Iowa’s junior senator says she is working to spread the word on legislation to reduce wasteful government spending and rein in agencies’ last-minute spending practices. 

“We saw this in our own county departments where at the end of the year, that last couple months of the year, they will spend everything they’ve got remaining in their budget whether they need things or not,” Sen. Joni Ernst, R-Iowa, told reporters gathered in her office Wednesday, speaking of her time as Montgomery County auditor. “They just are afraid if we don’t use it [we’ll] lose it.”  

“Well, [if] you don’t really need those items, then you probably shouldn’t be purchasing that,” Ernst said. 

Ernst said she sees a similar waste dynamic on the federal level, and wants to put a focus on wasteful end-of-the-year spending as fiscal year 2019 ends Sept. 30 for the U.S. government. 

“You know, I was a county auditor for a very small rural county in Iowa, and I saw the waste at that local level and [was] trying to curb some of those spending habits,” she said of Iowa’s Montgomery County. “But now at the federal level, we’re talking billions of dollars all combined for all the agencies, with the waste that exists out there.”

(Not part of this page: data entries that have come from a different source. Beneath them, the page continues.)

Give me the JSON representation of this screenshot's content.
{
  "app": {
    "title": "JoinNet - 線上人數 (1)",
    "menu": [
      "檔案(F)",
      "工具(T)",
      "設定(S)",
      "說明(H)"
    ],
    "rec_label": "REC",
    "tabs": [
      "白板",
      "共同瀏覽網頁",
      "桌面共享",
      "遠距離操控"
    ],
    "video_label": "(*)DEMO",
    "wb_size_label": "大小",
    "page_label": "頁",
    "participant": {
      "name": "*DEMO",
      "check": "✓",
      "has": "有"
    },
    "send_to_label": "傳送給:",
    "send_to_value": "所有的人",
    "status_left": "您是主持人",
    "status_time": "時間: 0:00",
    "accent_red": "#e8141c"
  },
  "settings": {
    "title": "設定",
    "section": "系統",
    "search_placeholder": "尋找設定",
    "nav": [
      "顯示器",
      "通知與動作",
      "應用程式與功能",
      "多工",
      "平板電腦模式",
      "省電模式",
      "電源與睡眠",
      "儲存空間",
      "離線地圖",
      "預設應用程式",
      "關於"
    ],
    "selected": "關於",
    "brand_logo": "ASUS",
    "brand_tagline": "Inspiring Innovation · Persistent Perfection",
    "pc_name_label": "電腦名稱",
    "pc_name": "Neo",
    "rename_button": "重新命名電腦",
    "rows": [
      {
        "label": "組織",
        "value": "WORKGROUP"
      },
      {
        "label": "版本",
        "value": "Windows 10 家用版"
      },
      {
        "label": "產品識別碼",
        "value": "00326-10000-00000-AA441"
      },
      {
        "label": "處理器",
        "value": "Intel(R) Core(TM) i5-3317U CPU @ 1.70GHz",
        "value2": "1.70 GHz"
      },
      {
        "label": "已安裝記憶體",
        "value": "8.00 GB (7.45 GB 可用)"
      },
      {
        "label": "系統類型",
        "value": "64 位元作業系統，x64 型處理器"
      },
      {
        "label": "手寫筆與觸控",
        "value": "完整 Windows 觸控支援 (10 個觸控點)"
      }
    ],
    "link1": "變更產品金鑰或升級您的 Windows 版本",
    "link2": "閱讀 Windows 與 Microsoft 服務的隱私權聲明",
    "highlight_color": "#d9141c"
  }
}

Ernst, vice chairman of the Senate Republican Conference, said she has proposed several bills to address the problem. 

One bill would curb how much an agency could spend in the last two months of the fiscal year to no more than what the agency usually spends each month on average during the rest of the year.

Agencies tend to go on spending sprees at the close of the fiscal year, spending any remaining money in what is known as “use it or lose it.” 

Ernst said one agency she is targeting for reform is the Department of Defense. 

“I love the DOD, but there’s a lot of waste there,” Ernst said. “They spend money on lobster tails, candy bars, video games—all kinds of stuff that really we didn’t need in the federal government.”

The title of her bill is the End of Year Fiscal Responsibility Act.  

In addition to the public, Ernst said, officials within various agencies are calling for action by Congress. 

“We have a lot of work going on in this area, and it just seems common sense to me to look at some of these issues. But we just need more traction,” Ernst said. 

“We need more people to get on board with some of these cost-saving methods,” she said.